Aufgrund der Coronavirus-Pandemie wird das größte Outdoor-Festival Europas vom 18. bis 20. September stattfinden.Jetzt ist es fix: nachdem bereits eine Vielzahl an Sommer-Events aufgrund der Ungewissheit rund um das tatsächliche Andauern der Coronakrise verschoben oder gar komplett abgesagt wurden, hat es nun auch eine Entscheidung für das Donauinselfest gegeben. Das Festival, das traditionellerweise Ende Juni abgehalten wird und für viele den Kickoff des österreichischen Sommers versinnbildlicht, wird dank seiner Beliebtheit und der Jahr für Jahr hohen Besucherzahlen auch als das größte Outdoor-Festival Europas gehandelt. Nun wird es aber nicht planmäßig zu Anfang, sondern zu Ende der Sommermonate stattfinden: der neue Termin ist für 18. bis 20. September angesetzt.

“Wir haben es uns nicht wirklich nicht leicht gemacht und uns gefragt, wie wir mit dem Donauinselfest umgehen. Das Donauinselfest soll im September ganz Wien Danke sagen, dass wir diese schweren Tage gemeistert haben”, erklärte die Landesparteisekretärin der organisierenden Partei, der SPÖ, Barbara Novak, am Montag in einer Pressekonferenz.Das Motto solle “umso mehr”und “Ganz Wien” lauten, so Novak.

Änderungen am bisher geplanten Musikprogramm sind zu erwarten, da Künstlerinnen und Künstler bereits andere Termine fixiert haben. Mit allen wird Kontakt aufgenommen. Novak sagte, es wäre einfacher gewesen, das Donauinselfest komplett abzusagen. Aber man sei den Logistikpartnern, der Gastronomie und den Auftretenden in der Verantwortung. „Für viele heimische Kunstschaffende ist das Donauinselfest sehr wichtig”, ergänzte Kurt Wimmer vom Verein Wiener Kulturservice, der vor allem die Gagen verantwortet. Deshalb soll diesen ein Teil des Salärs schon vor dem Event ausbezahlt werden.

Festivalbudget muss überschritten werden

Durch die Verschiebung des Donauinselfestes in den Herbst kann wohl auch das derzeitige Festivalbudget von 4,2 Mio. Euro nicht eingehalten werden. „Wir können von Mehrkosten ausgehen”, sagte Novak. Die städtische Förderung – rund 1,5 Mio. Euro – werde sich aber dadurch nicht erhöhen.

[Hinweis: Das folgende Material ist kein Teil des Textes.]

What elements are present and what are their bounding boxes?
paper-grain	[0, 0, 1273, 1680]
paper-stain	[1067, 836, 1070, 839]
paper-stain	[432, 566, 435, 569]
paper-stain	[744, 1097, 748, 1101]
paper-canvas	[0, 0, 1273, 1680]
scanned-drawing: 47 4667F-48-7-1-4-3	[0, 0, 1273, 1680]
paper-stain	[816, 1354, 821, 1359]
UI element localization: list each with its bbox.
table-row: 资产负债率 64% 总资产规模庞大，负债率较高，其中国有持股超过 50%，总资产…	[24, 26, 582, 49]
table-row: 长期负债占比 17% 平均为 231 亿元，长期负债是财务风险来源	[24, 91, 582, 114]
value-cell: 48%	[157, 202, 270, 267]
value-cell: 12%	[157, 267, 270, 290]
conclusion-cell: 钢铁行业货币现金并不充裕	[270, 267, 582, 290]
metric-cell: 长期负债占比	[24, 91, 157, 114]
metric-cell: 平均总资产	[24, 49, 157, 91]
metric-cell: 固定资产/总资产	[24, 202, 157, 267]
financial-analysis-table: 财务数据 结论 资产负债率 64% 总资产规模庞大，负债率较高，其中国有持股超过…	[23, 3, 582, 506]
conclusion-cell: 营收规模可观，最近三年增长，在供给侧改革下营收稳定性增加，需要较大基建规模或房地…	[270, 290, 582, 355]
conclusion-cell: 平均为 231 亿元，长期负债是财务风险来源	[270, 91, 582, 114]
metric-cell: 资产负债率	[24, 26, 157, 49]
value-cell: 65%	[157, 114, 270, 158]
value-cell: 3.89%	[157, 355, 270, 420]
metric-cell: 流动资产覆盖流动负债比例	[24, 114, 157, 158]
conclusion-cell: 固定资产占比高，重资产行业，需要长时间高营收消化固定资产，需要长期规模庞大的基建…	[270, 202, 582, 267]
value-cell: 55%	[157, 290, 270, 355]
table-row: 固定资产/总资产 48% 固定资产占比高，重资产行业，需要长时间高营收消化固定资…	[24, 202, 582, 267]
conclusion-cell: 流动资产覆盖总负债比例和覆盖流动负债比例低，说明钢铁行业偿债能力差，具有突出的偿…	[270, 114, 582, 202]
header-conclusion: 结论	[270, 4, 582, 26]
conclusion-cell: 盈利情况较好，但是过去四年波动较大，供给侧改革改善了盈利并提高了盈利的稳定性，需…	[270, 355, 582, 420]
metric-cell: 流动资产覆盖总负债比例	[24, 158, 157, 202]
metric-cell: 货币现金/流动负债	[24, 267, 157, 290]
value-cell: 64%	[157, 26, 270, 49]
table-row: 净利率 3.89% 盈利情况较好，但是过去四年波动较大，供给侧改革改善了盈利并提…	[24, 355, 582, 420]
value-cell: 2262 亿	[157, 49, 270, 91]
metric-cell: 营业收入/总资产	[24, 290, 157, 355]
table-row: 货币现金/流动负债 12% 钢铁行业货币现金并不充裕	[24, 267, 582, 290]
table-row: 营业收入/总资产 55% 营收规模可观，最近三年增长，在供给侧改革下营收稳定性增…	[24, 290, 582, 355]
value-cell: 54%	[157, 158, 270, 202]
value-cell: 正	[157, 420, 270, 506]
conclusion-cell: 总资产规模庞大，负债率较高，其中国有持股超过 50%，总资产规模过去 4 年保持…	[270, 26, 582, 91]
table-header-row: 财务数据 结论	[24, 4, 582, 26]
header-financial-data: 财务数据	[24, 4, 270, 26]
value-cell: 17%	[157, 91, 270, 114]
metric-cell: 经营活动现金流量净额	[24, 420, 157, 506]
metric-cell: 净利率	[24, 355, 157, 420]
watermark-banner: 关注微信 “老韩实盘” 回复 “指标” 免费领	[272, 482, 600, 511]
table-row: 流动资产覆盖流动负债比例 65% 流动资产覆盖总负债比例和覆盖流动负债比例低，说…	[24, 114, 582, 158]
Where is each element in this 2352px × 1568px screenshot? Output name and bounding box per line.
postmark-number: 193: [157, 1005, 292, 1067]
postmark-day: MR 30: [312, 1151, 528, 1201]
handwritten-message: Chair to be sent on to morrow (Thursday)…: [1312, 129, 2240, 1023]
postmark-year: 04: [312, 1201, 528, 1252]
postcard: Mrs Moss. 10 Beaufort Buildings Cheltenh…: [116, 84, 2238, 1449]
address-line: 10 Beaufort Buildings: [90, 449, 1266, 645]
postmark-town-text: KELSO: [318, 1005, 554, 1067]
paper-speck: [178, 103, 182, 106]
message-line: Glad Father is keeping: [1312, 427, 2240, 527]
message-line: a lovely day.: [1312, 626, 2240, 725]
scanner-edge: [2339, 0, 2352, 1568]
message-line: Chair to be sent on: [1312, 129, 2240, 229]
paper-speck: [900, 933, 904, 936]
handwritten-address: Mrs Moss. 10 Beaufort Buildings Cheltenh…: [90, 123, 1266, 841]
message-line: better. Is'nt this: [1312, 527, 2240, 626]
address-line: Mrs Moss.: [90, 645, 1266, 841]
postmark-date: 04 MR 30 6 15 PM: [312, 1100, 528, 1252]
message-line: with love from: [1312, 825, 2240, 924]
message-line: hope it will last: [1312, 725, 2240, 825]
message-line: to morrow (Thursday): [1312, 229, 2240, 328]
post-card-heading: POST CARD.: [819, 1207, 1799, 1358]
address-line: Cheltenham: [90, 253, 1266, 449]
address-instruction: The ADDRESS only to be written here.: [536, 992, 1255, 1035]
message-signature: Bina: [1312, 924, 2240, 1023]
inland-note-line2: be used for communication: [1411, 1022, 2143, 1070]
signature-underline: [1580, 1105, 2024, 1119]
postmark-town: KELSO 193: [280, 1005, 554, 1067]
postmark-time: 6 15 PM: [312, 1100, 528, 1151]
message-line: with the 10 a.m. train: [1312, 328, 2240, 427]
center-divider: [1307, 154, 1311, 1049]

Waldner sagte, man sei mit den rund 80 Sponsoren in Kontakt. Diese würden auch signalisieren, zu dem dreitägigen Festival zu stehen. Wie sich die wirtschaftliche Lage der Kooperationspartner entwickle, müsse man aber noch abwarten. Novak ergänzte, dass das wirtschaftliche Risiko für das Open-Air-Festival bei der SPÖ Wien liege – die Partei also einspringe, wenn etwa Sponsorengelder wegbrächen.

Erste Verschiebung im Jahr 2008

Das Donauinselfest musste bereits einmal in den Spätsommer ausweichen: Die 25. Ausgabe wurde 2008 wegen der Fußball-EM auf Anfang September verlegt. Damals waren wirtschaftliche und organisatorische Gründe für die Verschiebung ausschlaggebend. Ein Festival gleichzeitig mit der ebenfalls im Juni stattfindenden Europameisterschaft durchzuführen, hätte die Veranstalter laut eigenen Angaben vor große Schwierigkeiten gestellt. So wurde zum Beispiel technische Infrastruktur damals auch für die Euro-Organisation – etwa bei den Fanmeilen – benötigt.